With a sharp indrawn breath, Rowena jerked around in her chair. The hectic flush of her skin paled to white. Her mouth opened and closed again. Little by little her aristocratic mask lost all its sharp edges. It seemed to crumple as Isabelle watched.

“You are right,” Rowena whispered. She covered her eyes. “I would be… grateful for your assistance.”

Pride was a difficult medicine to swallow. Rowena’s gratitude was strained, but genuine. And did you wish to feel triumphant at such a victory? Isabelle asked herself. Do you feel superior now? Have you not both sacrificed honor for survival?

“We cannot expect any of the servants to accompany us,” Rowena said. “Someone must drive the carriage to the station.”

“I shall think of something. I suggest you set aside the minimum of what you will require for the journey, and restore your strength by eating what you can.”

Rowena looked up. “Braden may return at any time—” “Then we must be prepared to act upon a moments notice.” She had turned to leave when Rowena’s voice stopped her.

“You don’t care about me,” she said. “Why are you doing this?”

“For Cassidy’s sake. There is little enough Lord Greyburn can do to me.” At the door she hesitated and turned back. “And because… I believe, in the end, that we must be free to shape our own destinies.”

She fled the room with relief and found Cassidy waiting as promised. If the footmen stationed in the corridor were disturbed by all this coming and going, they gave no sign.

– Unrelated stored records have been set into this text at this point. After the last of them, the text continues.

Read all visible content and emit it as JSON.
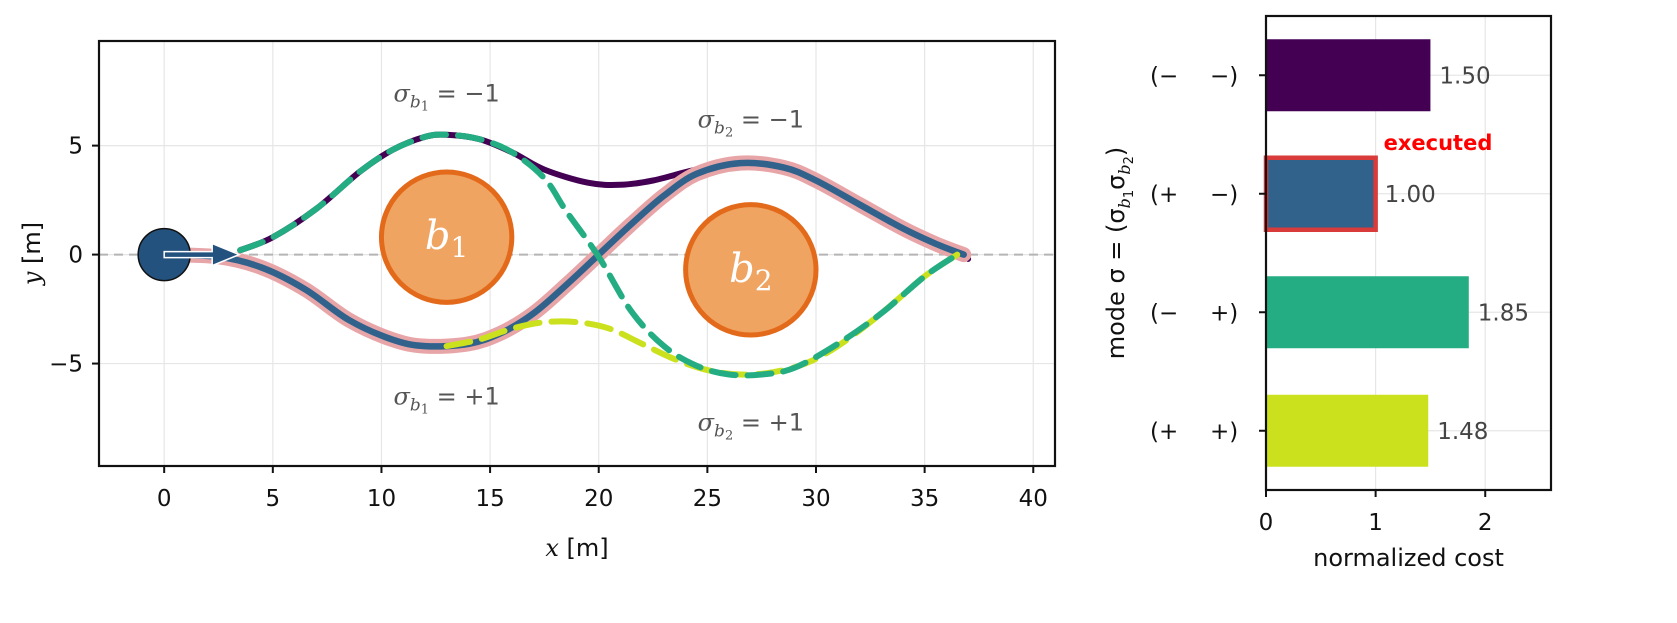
{
  "chart_data": [
    {
      "type": "line",
      "xlabel": "x [m]",
      "ylabel": "y [m]",
      "xlim": [
        -3,
        41
      ],
      "ylim": [
        -9.7,
        9.8
      ],
      "xticks": [
        0,
        5,
        10,
        15,
        20,
        25,
        30,
        35,
        40
      ],
      "yticks": [
        -5,
        0,
        5
      ],
      "xtick_labels": [
        "0",
        "5",
        "10",
        "15",
        "20",
        "25",
        "30",
        "35",
        "40"
      ],
      "ytick_labels": [
        "−5",
        "0",
        "5"
      ],
      "grid": true,
      "reference_line_y": 0,
      "start": {
        "x": 0,
        "y": 0,
        "heading_deg": 0
      },
      "obstacles": [
        {
          "label": "b",
          "subscript": "1",
          "x": 13,
          "y": 0.8,
          "r": 3.0
        },
        {
          "label": "b",
          "subscript": "2",
          "x": 27,
          "y": -0.7,
          "r": 3.0
        }
      ],
      "annotations": [
        {
          "base": "σ",
          "sub_base": "b",
          "sub_index": "1",
          "value": "= −1",
          "x": 13,
          "y": 7.4
        },
        {
          "base": "σ",
          "sub_base": "b",
          "sub_index": "2",
          "value": "= −1",
          "x": 27,
          "y": 6.2
        },
        {
          "base": "σ",
          "sub_base": "b",
          "sub_index": "1",
          "value": "= +1",
          "x": 13,
          "y": -6.5
        },
        {
          "base": "σ",
          "sub_base": "b",
          "sub_index": "2",
          "value": "= +1",
          "x": 27,
          "y": -7.7
        }
      ],
      "series": [
        {
          "mode": "(− −)",
          "color": "#440154",
          "dash": "solid",
          "executed": false,
          "x": [
            3.5,
            5,
            7,
            9,
            10.5,
            12,
            13,
            14.5,
            16,
            17.5,
            19.5,
            21,
            22.5,
            24.5,
            26.5,
            28.5,
            30,
            32,
            34,
            35.5,
            37
          ],
          "y": [
            0.2,
            0.8,
            2.1,
            3.8,
            4.8,
            5.4,
            5.5,
            5.3,
            4.7,
            3.9,
            3.3,
            3.2,
            3.4,
            3.9,
            4.2,
            4.0,
            3.4,
            2.3,
            1.2,
            0.5,
            -0.2
          ]
        },
        {
          "mode": "(+ −)",
          "color": "#31628c",
          "dash": "solid",
          "executed": true,
          "halo": "#e8a5a8",
          "x": [
            0,
            2.5,
            4.5,
            6.5,
            8.5,
            10.5,
            12,
            14,
            15.5,
            17,
            18.5,
            20,
            21.5,
            23,
            24.5,
            26.5,
            28.5,
            30,
            32,
            34,
            35.5,
            36.8
          ],
          "y": [
            0,
            -0.1,
            -0.6,
            -1.6,
            -3.0,
            -3.9,
            -4.2,
            -4.1,
            -3.6,
            -2.7,
            -1.4,
            0,
            1.4,
            2.7,
            3.7,
            4.2,
            4.0,
            3.4,
            2.3,
            1.2,
            0.5,
            0
          ]
        },
        {
          "mode": "(− +)",
          "color": "#24ad82",
          "dash": "dashed",
          "executed": false,
          "x": [
            3.5,
            5,
            7,
            9,
            10.5,
            12,
            13,
            14.5,
            16,
            17.5,
            18.5,
            20,
            21.5,
            23,
            24.5,
            26,
            27.5,
            29,
            31,
            33,
            35,
            36.5
          ],
          "y": [
            0.2,
            0.8,
            2.1,
            3.8,
            4.8,
            5.4,
            5.5,
            5.3,
            4.7,
            3.5,
            2.0,
            -0.1,
            -2.6,
            -4.2,
            -5.1,
            -5.5,
            -5.5,
            -5.2,
            -4.1,
            -2.7,
            -1.0,
            0
          ]
        },
        {
          "mode": "(+ +)",
          "color": "#cbe11e",
          "dash": "dashed",
          "executed": false,
          "x": [
            13,
            14.5,
            16,
            17.5,
            19,
            20.5,
            22,
            23.5,
            25,
            26.5,
            28,
            29.5,
            31,
            33,
            35,
            36.5
          ],
          "y": [
            -4.2,
            -3.9,
            -3.4,
            -3.1,
            -3.1,
            -3.4,
            -4.1,
            -4.8,
            -5.3,
            -5.5,
            -5.4,
            -5.0,
            -4.2,
            -2.7,
            -1.0,
            0
          ]
        }
      ]
    },
    {
      "type": "bar",
      "orientation": "horizontal",
      "xlabel": "normalized cost",
      "ylabel": "mode  σ = (σ",
      "ylabel_parts": {
        "prefix": "mode  σ = (σ",
        "sub1_base": "b",
        "sub1_index": "1",
        "mid": "σ",
        "sub2_base": "b",
        "sub2_index": "2",
        "suffix": ")"
      },
      "xlim": [
        0,
        2.6
      ],
      "xticks": [
        0,
        1,
        2
      ],
      "xtick_labels": [
        "0",
        "1",
        "2"
      ],
      "categories": [
        {
          "first": "(−",
          "second": "−)"
        },
        {
          "first": "(+",
          "second": "−)"
        },
        {
          "first": "(−",
          "second": "+)"
        },
        {
          "first": "(+",
          "second": "+)"
        }
      ],
      "values": [
        1.5,
        1.0,
        1.85,
        1.48
      ],
      "value_labels": [
        "1.50",
        "1.00",
        "1.85",
        "1.48"
      ],
      "colors": [
        "#440154",
        "#31628c",
        "#24ad82",
        "#cbe11e"
      ],
      "executed_index": 1,
      "executed_label": "executed",
      "executed_color": "#ff0000",
      "executed_border": "#d93a3a"
    }
  ]
}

“I believe Lady Rowena will consent to eat now,” Isabelle said. “Would you see to that, and help her select what she’ll need for the journey? I must make my own preparations.”

“Then you are going with her?”

Isabelle touched Cassidy’s cheek. “Only as far as Liverpool. There is business here I must attend to.”

She hurried off before Cassidy could ask questions or witness her tears. There was one more hurdle to face, if she were to see that Cassidy remained out of this imbroglio as much as possible. It was the one gift Isabelle could be sure might do some good.

And it meant that she, too, must swallow her pride and forget everything but Cassidy’s welfare.

She changed into a skirt suitable for walking, left the house through the rear garden doors and climbed the fell rising from the park. She’d never actually been to Matthias’s cottage, but she’d seen it from the top of the fell, nestled in a tiny valley below. She knew that Matthias—no, she must think of him as Matthew, now—had returned to Greyburn after an unexplained absence.

No. Not unexplained. He’d left because of her. Because he hadn’t been able to accept the truth of her transgressions.

But he’d seemed well disposed toward Cassidy, in both his incarnations. At heart, he was a kind man. And he was relatively free of the machinations of the Forster clan. If anyone at Greyburn would help, he might.

Isabelle descended the other side of the fell, scraping together her courage. Beg she would not—but everything short of that, for Cassidy.

She didn’t know who to expect when she knocked on the door. Would a man in quaint armor answer, or the stranger she’d last seen under such humiliating circumstances?